Hi everyone, I am trying to replicate data in CDC from a postgres database to cassandra.
I have a PM table and an address table in postgres which form a single table in cassandra.
Moreover the primary key in postgres is a technical key when in cassandra the primary key corresponds to the functional key.

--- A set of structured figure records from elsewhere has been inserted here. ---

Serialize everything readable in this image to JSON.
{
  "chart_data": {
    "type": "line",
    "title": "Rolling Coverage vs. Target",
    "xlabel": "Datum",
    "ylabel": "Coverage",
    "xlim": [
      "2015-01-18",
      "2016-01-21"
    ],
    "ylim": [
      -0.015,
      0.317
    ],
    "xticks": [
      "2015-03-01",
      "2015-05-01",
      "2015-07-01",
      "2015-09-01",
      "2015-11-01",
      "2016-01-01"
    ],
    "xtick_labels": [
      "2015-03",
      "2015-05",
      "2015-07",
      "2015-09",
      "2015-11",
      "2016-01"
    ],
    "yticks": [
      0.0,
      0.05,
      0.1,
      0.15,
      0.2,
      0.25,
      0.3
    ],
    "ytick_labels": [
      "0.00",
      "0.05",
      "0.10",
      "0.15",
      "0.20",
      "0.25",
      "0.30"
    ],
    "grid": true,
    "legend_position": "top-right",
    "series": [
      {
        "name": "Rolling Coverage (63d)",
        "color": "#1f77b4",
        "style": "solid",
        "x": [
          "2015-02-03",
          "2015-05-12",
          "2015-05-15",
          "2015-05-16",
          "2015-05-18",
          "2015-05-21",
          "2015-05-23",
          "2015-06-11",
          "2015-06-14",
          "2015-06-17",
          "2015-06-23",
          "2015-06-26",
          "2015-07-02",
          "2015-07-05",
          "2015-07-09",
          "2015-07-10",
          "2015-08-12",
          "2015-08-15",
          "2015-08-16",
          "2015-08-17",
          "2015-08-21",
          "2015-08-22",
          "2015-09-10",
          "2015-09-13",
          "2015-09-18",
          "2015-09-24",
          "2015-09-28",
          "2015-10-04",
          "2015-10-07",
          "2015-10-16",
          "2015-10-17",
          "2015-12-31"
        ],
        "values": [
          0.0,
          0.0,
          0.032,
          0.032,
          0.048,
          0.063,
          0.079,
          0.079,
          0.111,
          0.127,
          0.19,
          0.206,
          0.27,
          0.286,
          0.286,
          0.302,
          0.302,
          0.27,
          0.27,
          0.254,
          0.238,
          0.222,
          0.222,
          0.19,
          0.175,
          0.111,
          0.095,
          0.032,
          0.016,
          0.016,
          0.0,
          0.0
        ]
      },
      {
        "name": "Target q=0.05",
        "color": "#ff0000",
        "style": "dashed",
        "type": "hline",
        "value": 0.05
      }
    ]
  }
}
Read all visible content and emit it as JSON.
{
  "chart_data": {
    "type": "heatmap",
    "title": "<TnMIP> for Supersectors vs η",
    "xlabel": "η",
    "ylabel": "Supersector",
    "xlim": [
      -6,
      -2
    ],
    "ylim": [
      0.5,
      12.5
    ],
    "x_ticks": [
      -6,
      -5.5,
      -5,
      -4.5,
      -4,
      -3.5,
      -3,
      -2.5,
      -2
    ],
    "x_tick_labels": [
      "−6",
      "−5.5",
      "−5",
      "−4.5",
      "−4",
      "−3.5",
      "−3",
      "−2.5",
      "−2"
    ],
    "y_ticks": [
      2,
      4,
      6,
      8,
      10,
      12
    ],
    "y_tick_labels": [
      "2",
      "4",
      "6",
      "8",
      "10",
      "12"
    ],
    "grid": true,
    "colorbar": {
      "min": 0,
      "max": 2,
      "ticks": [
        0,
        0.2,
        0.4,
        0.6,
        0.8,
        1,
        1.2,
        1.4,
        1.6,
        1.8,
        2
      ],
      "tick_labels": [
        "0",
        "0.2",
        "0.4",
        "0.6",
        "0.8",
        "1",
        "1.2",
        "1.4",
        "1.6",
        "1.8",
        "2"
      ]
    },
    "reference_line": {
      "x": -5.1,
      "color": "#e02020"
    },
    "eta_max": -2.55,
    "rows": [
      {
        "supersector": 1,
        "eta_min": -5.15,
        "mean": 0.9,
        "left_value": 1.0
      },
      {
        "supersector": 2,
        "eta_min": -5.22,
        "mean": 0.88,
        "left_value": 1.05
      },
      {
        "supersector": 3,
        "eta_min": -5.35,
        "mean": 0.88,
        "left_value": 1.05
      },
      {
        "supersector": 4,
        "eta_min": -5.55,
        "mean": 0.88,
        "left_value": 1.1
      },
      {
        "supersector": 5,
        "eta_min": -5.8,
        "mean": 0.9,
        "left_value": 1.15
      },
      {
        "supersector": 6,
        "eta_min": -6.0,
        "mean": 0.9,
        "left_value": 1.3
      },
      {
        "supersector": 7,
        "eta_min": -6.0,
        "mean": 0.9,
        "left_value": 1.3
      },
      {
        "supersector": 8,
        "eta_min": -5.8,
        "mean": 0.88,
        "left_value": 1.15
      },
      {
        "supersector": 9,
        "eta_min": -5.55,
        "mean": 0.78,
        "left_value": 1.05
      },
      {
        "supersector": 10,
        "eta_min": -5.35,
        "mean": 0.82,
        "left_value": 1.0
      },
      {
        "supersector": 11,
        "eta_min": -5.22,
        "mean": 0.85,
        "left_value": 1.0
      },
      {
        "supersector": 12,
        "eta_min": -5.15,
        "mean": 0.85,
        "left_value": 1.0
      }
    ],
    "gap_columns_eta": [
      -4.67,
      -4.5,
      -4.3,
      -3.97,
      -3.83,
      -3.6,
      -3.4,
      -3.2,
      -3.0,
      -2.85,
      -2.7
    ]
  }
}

So to summarize I must first perform a join then a rekey on the join and I want to benefit from Primary-Key Table-Table Joins (left join) so i did this :
CREATE TABLE pm (
`id` VARCHAR PRIMARY KEY, // Technical id from postgres PK
`reference_pm_bytel` VARCHAR, // Functional id for cassandra PK
`reference_pm_oi` VARCHAR,
`etat_deploiement` VARCHAR,
...
`date_creation` VARCHAR,
`date_modification` VARCHAR
)
WITH (
kafka_topic = 'testcdcdb.public.pm',
value_format = 'avro'
);
CREATE TABLE adresse_pm (
`pm_id` VARCHAR PRIMARY KEY,
`hexacle` VARCHAR,
`rivoli` VARCHAR,
`ville` VARCHAR,
`code_postal` VARCHAR,
...
`date_creation` VARCHAR,
`date_modification` VARCHAR
)
WITH (
kafka_topic = 'testcdcdb.public.adresse_pm',
value_format = 'avro'
);
Then I did the left join :
CREATE TABLE PM_WITH_ADRESSE WITH (VALUE_FORMAT='AVRO') AS SELECT
P.`id`,
P.`reference_pm_bytel`,
P.`reference_pm_oi`,
P.`etat_deploiement`,
...
P.`date_creation`,
P.`date_modification`,
STRUCT(
`hexacle` := A.`hexacle`,
`rivoli` := A.`rivoli`,
`ville` := A.`ville`,
`code_postal` := A.`code_postal`,
...
`date_creation` := A.`date_creation`,
`date_modification` := A.`date_modification`) AS `adresse_pm`
FROM pm P
LEFT JOIN adresse_pm A
ON P.`id`=A.`pm_id`
Finally I rekey, so I need first to create a stream :
CREATE STREAM PM_WITH_ADRESSE_STREAM WITH (KAFKA_TOPIC='PM_WITH_ADRESSE', VALUE_FORMAT='AVRO');
then the partition by :
CREATE STREAM PM_WITH_ADRESSE_BY_REFERENCE_PM
WITH (
value_format = 'avro'
) AS SELECT * FROM PM_WITH_ADRESSE_STREAM PARTITION BY `reference_pm_bytel`;
It works very well for the insert and the update which replicates well in cassandra but not for the delete.
Indeed in the join topic I have a correct tombstone with
key: 1 value: null
but in the rekey topic (repartitioning) I have
key:null value: null
Is there a possible workaround to replicate the delete in this case?